И Савва почувствовал, как пальцы когтями впились в него, а в ушах сверлящий холодный свист.
И уж не в Павловом перевозе на торгу, они стоят на площади в Шуе.
* * *
И видит Савва: высоко у дверей Собора Степанида. Она в дымчатом сером и, как из облака, спускается на землю.
Подошла к ним и с первым с Виктором христосуется. А потом подходит к Савве и поцеловала его в лоб.
Ревность и обида закипела на сердце у Саввы. И он плюнул ей в лицо. И отошел, не глядя.
Каменная сводчатая кладовая, под потолком железо. Как это страшно за человека очутиться в такой неволе: ни дверей, ни окон, холодный серый камень.
И когда Савва, глядя в свою серую ночь, погасил в себе последнюю надежду: «не уйти» — стена поднялась и открылся сад.
Степанида, но не та, не серое на ней, а коричневое, в роспуске на рукавах и подол пронизаны красным.
«С возвращением!» — говорит она и кружится, хочет подойти к нему, но так еще далеко. Так далеко, но голосом близко, и он идет ей навстречу, повторяя ее: «С возвращением».
2
Фома Грудцын вернулся из Персии в Устюг. Много вывез с собой кизильбашского добра: удачна была торговля и укрепилась дружба; Персию к рукам прибрать ничего не стоит, а какое богатство и народ сговорчивый: «Селамун алейкум!» и все тут.
Спрашивает Фома о сыне: жив ли Савва?
С горечью ему отвечает мать Саввы:
«От многих слышу, по отъезде твоем в Персию, до Соли Камской Савва не доехал, а застрял в усольском Орле. Распутно живет, казну расточил, торговлю забросил. Писала ему и не раз звала домой, не ответил. И жив ли, не знаю».
Фома смутился: так не похоже на Савву, матери не ответил. И сам пишет в Орел Савве: не намеревался б ослушаться —
«Немедля вернись, соскучился по тебе, хочу тебя видеть».
Ждет Фома. О сыне только и разговору. И чего бы не затевал, на первое Савва и в мыслях и в слове. Стали Фому, труня, не в глаза, а за спиной звать Саввич: чужая беда, что и счастье, надоедают.

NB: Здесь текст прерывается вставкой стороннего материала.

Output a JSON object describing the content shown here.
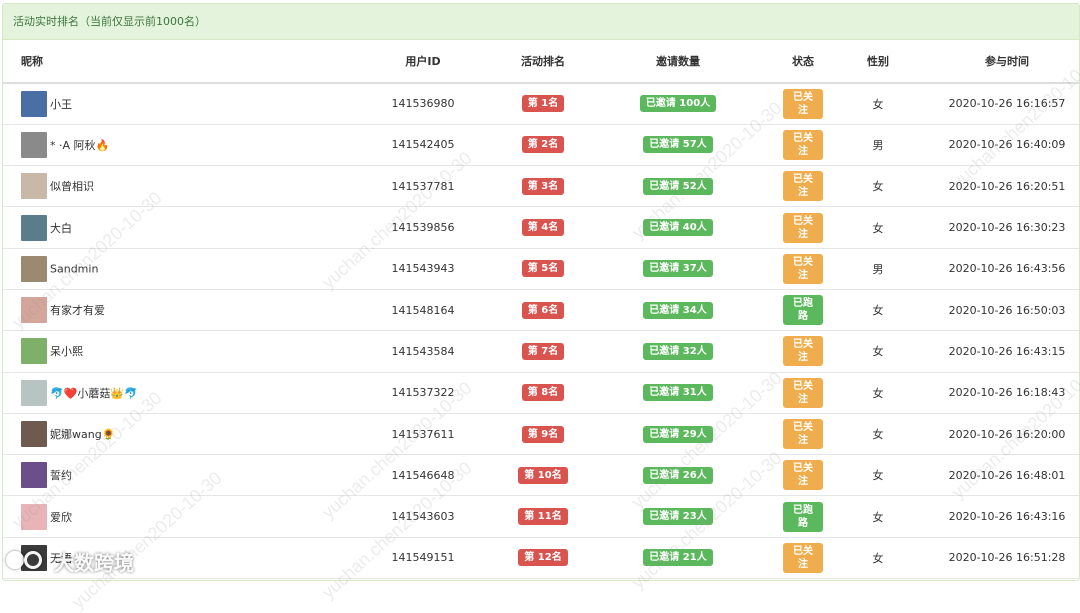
{
  "panel": {
    "title": "活动实时排名（当前仅显示前1000名）"
  },
  "columns": {
    "nickname": "昵称",
    "user_id": "用户ID",
    "rank": "活动排名",
    "invites": "邀请数量",
    "status": "状态",
    "gender": "性别",
    "join_time": "参与时间"
  },
  "rows": [
    {
      "nickname": "小王",
      "user_id": "141536980",
      "rank": "第 1名",
      "invites": "已邀请 100人",
      "status": "已关注",
      "status_type": "follow",
      "gender": "女",
      "join_time": "2020-10-26 16:16:57",
      "avatar_color": "#4a6fa5"
    },
    {
      "nickname": "* ·A 阿秋🔥",
      "user_id": "141542405",
      "rank": "第 2名",
      "invites": "已邀请 57人",
      "status": "已关注",
      "status_type": "follow",
      "gender": "男",
      "join_time": "2020-10-26 16:40:09",
      "avatar_color": "#8a8a8a"
    },
    {
      "nickname": "似曾相识",
      "user_id": "141537781",
      "rank": "第 3名",
      "invites": "已邀请 52人",
      "status": "已关注",
      "status_type": "follow",
      "gender": "女",
      "join_time": "2020-10-26 16:20:51",
      "avatar_color": "#c9b8a8"
    },
    {
      "nickname": "大白",
      "user_id": "141539856",
      "rank": "第 4名",
      "invites": "已邀请 40人",
      "status": "已关注",
      "status_type": "follow",
      "gender": "女",
      "join_time": "2020-10-26 16:30:23",
      "avatar_color": "#5b7c8a"
    },
    {
      "nickname": "Sandmin",
      "user_id": "141543943",
      "rank": "第 5名",
      "invites": "已邀请 37人",
      "status": "已关注",
      "status_type": "follow",
      "gender": "男",
      "join_time": "2020-10-26 16:43:56",
      "avatar_color": "#9c8a70"
    },
    {
      "nickname": "有家才有爱",
      "user_id": "141548164",
      "rank": "第 6名",
      "invites": "已邀请 34人",
      "status": "已跑路",
      "status_type": "run",
      "gender": "女",
      "join_time": "2020-10-26 16:50:03",
      "avatar_color": "#d4a59a"
    },
    {
      "nickname": "呆小熙",
      "user_id": "141543584",
      "rank": "第 7名",
      "invites": "已邀请 32人",
      "status": "已关注",
      "status_type": "follow",
      "gender": "女",
      "join_time": "2020-10-26 16:43:15",
      "avatar_color": "#7fb069"
    },
    {
      "nickname": "🐬❤️小蘑菇👑🐬",
      "user_id": "141537322",
      "rank": "第 8名",
      "invites": "已邀请 31人",
      "status": "已关注",
      "status_type": "follow",
      "gender": "女",
      "join_time": "2020-10-26 16:18:43",
      "avatar_color": "#b8c4c2"
    },
    {
      "nickname": "妮娜wang🌻",
      "user_id": "141537611",
      "rank": "第 9名",
      "invites": "已邀请 29人",
      "status": "已关注",
      "status_type": "follow",
      "gender": "女",
      "join_time": "2020-10-26 16:20:00",
      "avatar_color": "#6e5a4e"
    },
    {
      "nickname": "誓约",
      "user_id": "141546648",
      "rank": "第 10名",
      "invites": "已邀请 26人",
      "status": "已关注",
      "status_type": "follow",
      "gender": "女",
      "join_time": "2020-10-26 16:48:01",
      "avatar_color": "#6b4f8a"
    },
    {
      "nickname": "爱欣",
      "user_id": "141543603",
      "rank": "第 11名",
      "invites": "已邀请 23人",
      "status": "已跑路",
      "status_type": "run",
      "gender": "女",
      "join_time": "2020-10-26 16:43:16",
      "avatar_color": "#e8b4b8"
    },
    {
      "nickname": "无语",
      "user_id": "141549151",
      "rank": "第 12名",
      "invites": "已邀请 21人",
      "status": "已关注",
      "status_type": "follow",
      "gender": "女",
      "join_time": "2020-10-26 16:51:28",
      "avatar_color": "#3a3a3a"
    }
  ],
  "watermark": {
    "text": "yuchan.chen2020-10-30"
  },
  "brand": {
    "text": "大数跨境",
    "logo": "brand-logo-icon"
  }
}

А Савва домой не показывался, а и вестей о себе не дал: как в воду.
По весне Фома готовил струги с товаром. «Отыщу, говорит, из-подо дна достану, привезу сына домой».
И с первой попу́той отправился в Казань, а из Казани к Соликамску.
И как будет Фома в Орле, и прямо с пристани на Саввин склад. На дверях замок. Разбили, и как вошел, «то-то, думает, найду порядок!» и удивился: товары разложены по полкам, казна в целости, торговые книги подведены и счета выписаны. «Стало быть все неправда».
Да Саввы-то нигде нет.
И кого только ни спрашивает — и тому, кто скажет, сулит казну, не прожить — и всякий бы с радостью, да откуда взять, никому ничего не известно.
«Беспременно обещался быть к обеду, затверженно говорил Колпаков, а и к ужину не пришел. И в ночь, с Семенина дня, как быть греху со Степанидой, дома не ночевал. Злодеев всех переловили. На розыске воевода спрашивал о Савве, и как подвеся, огнем жиганули, в душегубстве сознались, а про Савву сказали: не знаем. С чего-то не поладил с Боженом».
Фома к Божену.
Встретились други — названные братья.
«Я жену потерял, сказал Божен, без хозяйки и в своем доме, как у чужих».
«А я потерял сына, сказал Фома, и не на что мне теперь казна, чужим не отдам, а в свои руки некому, все прахом пойдет.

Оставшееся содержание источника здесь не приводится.